Squares and rectangles fascinated the famous Dutch painter Piet Mondriaan. One night, after producing the drawings in his 'toilet series' (where he had to use his toilet paper to draw on, for all of his paper was filled with squares and rectangles), he dreamt of filling a large rectangle with small rectangles of width 2 and height 1 in varying ways.

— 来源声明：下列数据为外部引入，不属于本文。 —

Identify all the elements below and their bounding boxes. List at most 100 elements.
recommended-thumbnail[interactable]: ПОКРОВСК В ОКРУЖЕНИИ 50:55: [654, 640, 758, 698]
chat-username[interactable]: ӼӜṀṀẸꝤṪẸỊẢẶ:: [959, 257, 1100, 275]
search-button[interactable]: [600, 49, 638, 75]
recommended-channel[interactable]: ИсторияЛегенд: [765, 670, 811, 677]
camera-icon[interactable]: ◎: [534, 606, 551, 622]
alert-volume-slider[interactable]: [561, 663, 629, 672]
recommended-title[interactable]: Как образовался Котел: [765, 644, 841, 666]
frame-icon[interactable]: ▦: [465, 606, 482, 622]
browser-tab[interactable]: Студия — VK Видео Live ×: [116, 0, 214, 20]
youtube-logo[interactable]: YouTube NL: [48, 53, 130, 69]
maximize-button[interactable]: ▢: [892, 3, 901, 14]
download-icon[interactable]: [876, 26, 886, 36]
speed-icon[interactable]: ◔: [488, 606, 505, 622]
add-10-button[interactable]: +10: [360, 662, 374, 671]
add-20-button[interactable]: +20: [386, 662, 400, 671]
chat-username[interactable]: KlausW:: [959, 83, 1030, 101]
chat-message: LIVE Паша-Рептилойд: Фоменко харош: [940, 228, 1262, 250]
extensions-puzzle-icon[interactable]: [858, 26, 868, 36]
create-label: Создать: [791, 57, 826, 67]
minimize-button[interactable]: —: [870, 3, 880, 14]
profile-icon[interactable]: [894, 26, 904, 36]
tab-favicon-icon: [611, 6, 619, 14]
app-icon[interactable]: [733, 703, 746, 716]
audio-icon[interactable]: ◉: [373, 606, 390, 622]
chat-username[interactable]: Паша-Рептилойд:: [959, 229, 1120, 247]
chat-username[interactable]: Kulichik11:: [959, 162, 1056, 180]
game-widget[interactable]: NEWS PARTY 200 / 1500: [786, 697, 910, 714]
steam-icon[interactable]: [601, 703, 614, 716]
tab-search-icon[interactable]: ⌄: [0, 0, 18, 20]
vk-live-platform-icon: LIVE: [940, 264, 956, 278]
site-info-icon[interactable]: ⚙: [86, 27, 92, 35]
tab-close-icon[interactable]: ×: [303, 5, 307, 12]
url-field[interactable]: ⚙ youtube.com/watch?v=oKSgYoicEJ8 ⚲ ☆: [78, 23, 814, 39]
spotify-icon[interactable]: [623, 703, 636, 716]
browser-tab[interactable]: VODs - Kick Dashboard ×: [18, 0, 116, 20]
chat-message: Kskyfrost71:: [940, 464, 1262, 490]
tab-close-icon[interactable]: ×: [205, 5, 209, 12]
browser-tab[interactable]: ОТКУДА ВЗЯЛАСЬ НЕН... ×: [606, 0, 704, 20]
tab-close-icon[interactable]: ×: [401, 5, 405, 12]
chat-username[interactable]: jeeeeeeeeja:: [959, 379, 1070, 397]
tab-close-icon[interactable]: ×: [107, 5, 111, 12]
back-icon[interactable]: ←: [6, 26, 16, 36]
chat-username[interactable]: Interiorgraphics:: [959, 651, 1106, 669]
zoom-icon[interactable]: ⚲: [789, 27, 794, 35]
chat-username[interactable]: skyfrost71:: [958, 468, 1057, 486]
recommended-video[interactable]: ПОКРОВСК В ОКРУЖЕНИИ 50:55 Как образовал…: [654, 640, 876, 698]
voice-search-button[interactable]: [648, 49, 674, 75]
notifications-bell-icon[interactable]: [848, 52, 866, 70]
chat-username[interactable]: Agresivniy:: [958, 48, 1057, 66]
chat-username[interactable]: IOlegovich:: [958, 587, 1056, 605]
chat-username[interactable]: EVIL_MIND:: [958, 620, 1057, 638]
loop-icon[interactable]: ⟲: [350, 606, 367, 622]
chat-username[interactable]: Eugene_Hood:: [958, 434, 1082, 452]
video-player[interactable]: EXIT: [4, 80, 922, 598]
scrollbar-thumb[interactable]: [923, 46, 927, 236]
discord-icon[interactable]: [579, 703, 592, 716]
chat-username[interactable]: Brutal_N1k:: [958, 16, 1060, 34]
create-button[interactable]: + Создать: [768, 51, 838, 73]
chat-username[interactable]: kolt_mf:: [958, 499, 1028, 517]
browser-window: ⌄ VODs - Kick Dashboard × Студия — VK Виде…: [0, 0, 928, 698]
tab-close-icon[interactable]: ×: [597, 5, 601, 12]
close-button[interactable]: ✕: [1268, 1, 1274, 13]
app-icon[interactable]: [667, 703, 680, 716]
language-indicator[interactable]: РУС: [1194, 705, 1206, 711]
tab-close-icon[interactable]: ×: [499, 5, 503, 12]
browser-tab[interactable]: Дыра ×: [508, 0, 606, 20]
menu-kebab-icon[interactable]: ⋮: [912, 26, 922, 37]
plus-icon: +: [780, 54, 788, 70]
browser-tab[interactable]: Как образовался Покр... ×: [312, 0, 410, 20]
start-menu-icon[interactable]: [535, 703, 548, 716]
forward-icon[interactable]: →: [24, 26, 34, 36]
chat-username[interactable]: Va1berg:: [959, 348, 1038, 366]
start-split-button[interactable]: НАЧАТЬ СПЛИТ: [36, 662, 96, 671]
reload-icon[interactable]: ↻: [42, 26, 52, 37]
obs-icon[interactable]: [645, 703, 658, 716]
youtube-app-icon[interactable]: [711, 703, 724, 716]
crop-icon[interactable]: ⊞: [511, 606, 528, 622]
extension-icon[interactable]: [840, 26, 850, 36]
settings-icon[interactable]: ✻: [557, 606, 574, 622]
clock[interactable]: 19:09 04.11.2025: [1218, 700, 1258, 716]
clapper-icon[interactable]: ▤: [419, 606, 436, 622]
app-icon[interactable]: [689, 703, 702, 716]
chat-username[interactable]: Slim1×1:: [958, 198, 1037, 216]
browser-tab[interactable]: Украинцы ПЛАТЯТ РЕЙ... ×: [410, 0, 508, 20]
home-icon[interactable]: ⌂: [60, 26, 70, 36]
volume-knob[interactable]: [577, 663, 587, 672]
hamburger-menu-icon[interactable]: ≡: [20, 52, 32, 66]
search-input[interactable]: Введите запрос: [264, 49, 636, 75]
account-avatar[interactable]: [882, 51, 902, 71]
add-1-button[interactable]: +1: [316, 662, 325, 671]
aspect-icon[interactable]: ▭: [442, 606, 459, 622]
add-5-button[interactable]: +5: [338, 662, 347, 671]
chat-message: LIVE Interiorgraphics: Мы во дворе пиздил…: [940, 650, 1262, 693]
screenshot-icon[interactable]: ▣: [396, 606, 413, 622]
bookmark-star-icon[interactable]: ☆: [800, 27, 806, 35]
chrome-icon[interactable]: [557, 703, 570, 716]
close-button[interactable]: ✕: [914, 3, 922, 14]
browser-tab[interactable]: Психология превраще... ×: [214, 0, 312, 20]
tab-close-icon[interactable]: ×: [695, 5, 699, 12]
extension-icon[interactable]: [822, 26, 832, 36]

Expert as he was in this material, he saw at a glance that he'll need a computer to calculate the number of ways to fill the large rectangle whose dimensions were integer values, as well. Help him, so that his dream won't turn into a nightmare!

Input

The input contains several test cases. Each test case is made up of two integer numbers: the height h and the width w of the large rectangle. Otherwise, 1<=h,w<=11.

Output

For each test case, output the number of different ways the given rectangle can be filled with small rectangles of size 2 times 1. Assume the given large rectangle is oriented, i.e. count symmetrical tilings multiple times.

Sample Input

1 2
1 3
1 4
2 2
2 3
2 4
2 11
4 11

Sample Output

1
0
1
2
3
5
144
51205

Solution

用1*2的方格去覆盖n*m的矩阵，求覆盖方法的总数。
我们发现这其实是一道很简单的基础状压题型，分别枚举每一行可能的状态然后检查两行是否兼容即可。
但是这种暴力的动规方式会产生大量的无效状态，效率不高。（提前进行预处理也可以）

所以我们使用一种和联通有关的dp，采用逐格递推的方式，大大提高运算速度。(也就是传说中的插头+轮廓线dp了)
蒟蒻的程序写得非常丑陋。。。

#include<iostream>
#include<cstring>
#include<cstdio>
using namespace std;
const long long Maxn=10007,p=1007;
struct OutLine{
	long long cnt;
	long long h[p],state[Maxn],next[Maxn];
	long long f[Maxn];
	inline void Clean(){cnt=0;memset(h,0,sizeof(h));return ;}
	inline void Insert(long long x,long long val){
		long long v=x%p+1;
		for(long long i=h[v];i;i=next[i])
			if(state[i]==x){f[i]+=val;return ;}
		state[++cnt]=x;next[cnt]=h[v];h[v]=cnt;f[cnt]=val;
		return ;
	}
}Line[2];
long long n,m,cur;
long long code[15],map[15][15];
inline void Decode(long long x){for(long long i=m;i>=0;i--)code[i]=x&1,x>>=1;return ;}
inline long long Encode(long long f){
	long long rec=0;
	for(long long i=0;i<=m;i++)rec=((rec<<1)|code[i]);
	return rec>>f;
}
inline void ST(){
	Line[cur].Clean();
	Line[cur].Insert(0,1);
	memset(map,0,sizeof(map));
	for(long long i=1;i<=n;i++)
		for(long long j=1;j<=m;j++)map[i][j]=1;
	return ;
}
inline void DP(long long x,long long y){
	for(long long i=1;i<=Line[cur].cnt;i++){
		Decode(Line[cur].state[i]);
		if(code[y]&&code[y-1])continue;
		if(code[y]||code[y-1]){
			code[y]=code[y-1]=0;
			Line[cur^1].Insert(Encode(y==m),Line[cur].f[i]);
			continue;
		}
		if(map[x][y+1]){
			code[y]=1;code[y-1]=0;
			Line[cur^1].Insert(Encode(y==m),Line[cur].f[i]);
		}
		if(map[x+1][y]){
			code[y]=0;code[y-1]=1;
			Line[cur^1].Insert(Encode(y==m),Line[cur].f[i]);
		}
	}return ;
}
long long ans;
int main(){
	while(scanf("%lld%lld",&n,&m)!=EOF){
		ST();
		for(long long i=1;i<=n;i++){
			for(long long j=1;j<=m;j++){
				Line[cur^1].Clean();
				DP(i,j);cur^=1;
			}
		}ans=0;
		for(long long i=1;i<=Line[cur].cnt;i++)ans+=Line[cur].f[i];
		cout<<ans<<'\n';
	}
	return 0;
}